A pair of researchers working with chemist Mario Pinto, SFU’s vice-president, research, have studied the plant called Salacia reticulata(Kothala himbutu in Sinhalese). Used in centuries-old Ayurvedic medicine, patients drink water that is left to sit overnight in a cup made from the wood of the plant.
A group of Japanese researchers found the solution strongly inhibited elevations in the blood glucose levels of rats, and later isolated two active principal compounds from this root and assigned the structure of one of them, salacinol.
Building on previous studies by Pinto and colleagues, PhD student Sankar Mohan and postdoctoral fellow Jayakanthan Kumarasamy are the first to establish the absolute stereochemical structure of two of the most active principles in Salacia reticulata (kotalanol and de-O-sulfonated kotalanol).
The compounds slow down the action of enzymes in the small intestine, called glucosidases, which are responsible for the degradation of carbohydrates into glucose, thus reducing glucose levels in the blood after a meal.
The pair was able to synthesize the compounds and compare them with those extracted from the plant.
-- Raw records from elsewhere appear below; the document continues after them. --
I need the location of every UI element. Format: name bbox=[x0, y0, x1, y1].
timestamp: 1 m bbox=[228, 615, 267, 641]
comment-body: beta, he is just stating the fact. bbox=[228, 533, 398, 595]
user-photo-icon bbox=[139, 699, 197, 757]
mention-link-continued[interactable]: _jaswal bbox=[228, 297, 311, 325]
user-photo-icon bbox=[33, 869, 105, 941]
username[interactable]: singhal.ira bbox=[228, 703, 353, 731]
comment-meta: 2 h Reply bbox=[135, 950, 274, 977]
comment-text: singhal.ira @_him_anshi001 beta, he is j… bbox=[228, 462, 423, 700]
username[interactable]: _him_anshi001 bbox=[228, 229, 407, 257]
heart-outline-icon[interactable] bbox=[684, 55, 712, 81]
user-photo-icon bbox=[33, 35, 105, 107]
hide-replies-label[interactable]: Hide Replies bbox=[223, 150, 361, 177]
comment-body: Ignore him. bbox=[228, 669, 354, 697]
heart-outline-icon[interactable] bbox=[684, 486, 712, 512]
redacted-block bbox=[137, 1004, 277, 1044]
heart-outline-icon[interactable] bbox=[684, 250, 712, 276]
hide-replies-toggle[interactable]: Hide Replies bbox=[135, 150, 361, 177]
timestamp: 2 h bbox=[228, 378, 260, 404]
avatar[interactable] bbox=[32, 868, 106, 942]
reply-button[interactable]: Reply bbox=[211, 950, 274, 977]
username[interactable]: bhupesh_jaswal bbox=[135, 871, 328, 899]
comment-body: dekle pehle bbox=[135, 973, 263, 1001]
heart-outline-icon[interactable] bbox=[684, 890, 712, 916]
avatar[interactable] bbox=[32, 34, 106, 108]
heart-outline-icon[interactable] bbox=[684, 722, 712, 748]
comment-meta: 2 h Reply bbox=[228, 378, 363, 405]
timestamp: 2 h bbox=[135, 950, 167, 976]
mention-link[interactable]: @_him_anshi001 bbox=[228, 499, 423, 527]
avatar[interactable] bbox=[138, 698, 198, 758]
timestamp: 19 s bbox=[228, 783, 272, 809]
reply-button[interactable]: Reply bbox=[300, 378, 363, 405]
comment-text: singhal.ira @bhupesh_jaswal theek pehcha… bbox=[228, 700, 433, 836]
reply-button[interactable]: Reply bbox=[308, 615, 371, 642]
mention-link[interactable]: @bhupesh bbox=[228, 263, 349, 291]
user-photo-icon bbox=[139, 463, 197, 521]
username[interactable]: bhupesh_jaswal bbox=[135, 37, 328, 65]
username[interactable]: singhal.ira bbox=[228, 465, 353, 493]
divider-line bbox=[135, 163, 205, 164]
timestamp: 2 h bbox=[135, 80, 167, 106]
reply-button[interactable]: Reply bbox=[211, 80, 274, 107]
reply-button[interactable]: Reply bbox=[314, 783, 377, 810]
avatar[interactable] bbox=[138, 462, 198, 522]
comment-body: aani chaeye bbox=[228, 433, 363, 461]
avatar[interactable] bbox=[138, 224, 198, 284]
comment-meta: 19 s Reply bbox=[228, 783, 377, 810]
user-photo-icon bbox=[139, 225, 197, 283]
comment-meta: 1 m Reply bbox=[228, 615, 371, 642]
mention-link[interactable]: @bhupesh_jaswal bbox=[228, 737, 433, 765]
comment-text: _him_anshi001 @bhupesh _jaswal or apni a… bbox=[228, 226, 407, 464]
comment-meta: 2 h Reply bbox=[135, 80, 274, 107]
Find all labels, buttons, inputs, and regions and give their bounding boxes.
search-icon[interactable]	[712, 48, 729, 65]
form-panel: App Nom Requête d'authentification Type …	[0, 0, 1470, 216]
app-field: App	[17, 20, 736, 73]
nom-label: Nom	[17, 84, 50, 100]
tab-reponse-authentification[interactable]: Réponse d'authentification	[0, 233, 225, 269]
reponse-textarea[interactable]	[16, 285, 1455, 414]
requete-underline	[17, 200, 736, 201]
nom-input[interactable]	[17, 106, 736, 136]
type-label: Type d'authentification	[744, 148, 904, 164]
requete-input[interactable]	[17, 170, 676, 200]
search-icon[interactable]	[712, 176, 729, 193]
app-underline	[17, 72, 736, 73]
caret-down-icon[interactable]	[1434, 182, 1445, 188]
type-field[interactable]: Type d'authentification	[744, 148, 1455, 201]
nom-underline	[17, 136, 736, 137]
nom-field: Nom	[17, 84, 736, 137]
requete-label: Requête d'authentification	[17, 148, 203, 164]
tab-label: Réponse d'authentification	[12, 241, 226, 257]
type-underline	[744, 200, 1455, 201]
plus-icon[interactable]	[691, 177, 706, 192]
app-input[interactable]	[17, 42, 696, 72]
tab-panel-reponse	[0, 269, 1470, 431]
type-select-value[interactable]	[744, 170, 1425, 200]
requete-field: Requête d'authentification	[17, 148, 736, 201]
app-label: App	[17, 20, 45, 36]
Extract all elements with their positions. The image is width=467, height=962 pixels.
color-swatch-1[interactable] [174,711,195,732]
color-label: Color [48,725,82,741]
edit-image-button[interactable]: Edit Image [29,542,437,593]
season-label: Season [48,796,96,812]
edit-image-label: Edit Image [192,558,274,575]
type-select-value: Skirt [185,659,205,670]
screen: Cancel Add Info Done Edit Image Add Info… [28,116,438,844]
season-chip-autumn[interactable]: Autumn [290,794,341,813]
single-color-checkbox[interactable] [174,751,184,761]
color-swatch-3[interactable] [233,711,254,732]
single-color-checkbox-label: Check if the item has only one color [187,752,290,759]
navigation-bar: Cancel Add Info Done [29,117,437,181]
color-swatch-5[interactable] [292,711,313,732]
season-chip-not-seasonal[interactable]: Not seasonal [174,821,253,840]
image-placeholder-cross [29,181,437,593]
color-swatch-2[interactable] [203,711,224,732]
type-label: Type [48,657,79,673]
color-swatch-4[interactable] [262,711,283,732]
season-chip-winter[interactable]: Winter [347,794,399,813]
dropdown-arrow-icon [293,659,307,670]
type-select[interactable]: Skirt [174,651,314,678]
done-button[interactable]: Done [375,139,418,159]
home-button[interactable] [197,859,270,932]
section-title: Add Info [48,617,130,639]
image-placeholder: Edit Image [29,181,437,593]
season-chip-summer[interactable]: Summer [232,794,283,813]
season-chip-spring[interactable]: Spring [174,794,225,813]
Their findings currently appear in the Journal of the American Chemical Society( 2009)
The compounds can be synthesized and used as drug candidates for the treatment of Type 2 diabetes in Western medicine, and to validate herbal remedies (including Kothala himbutu tea) in Eastern medicine.
The Natural Sciences and Engineering Research Council of Canada funded the initial study while the Canadian Institutes of Health Research is funding the current research.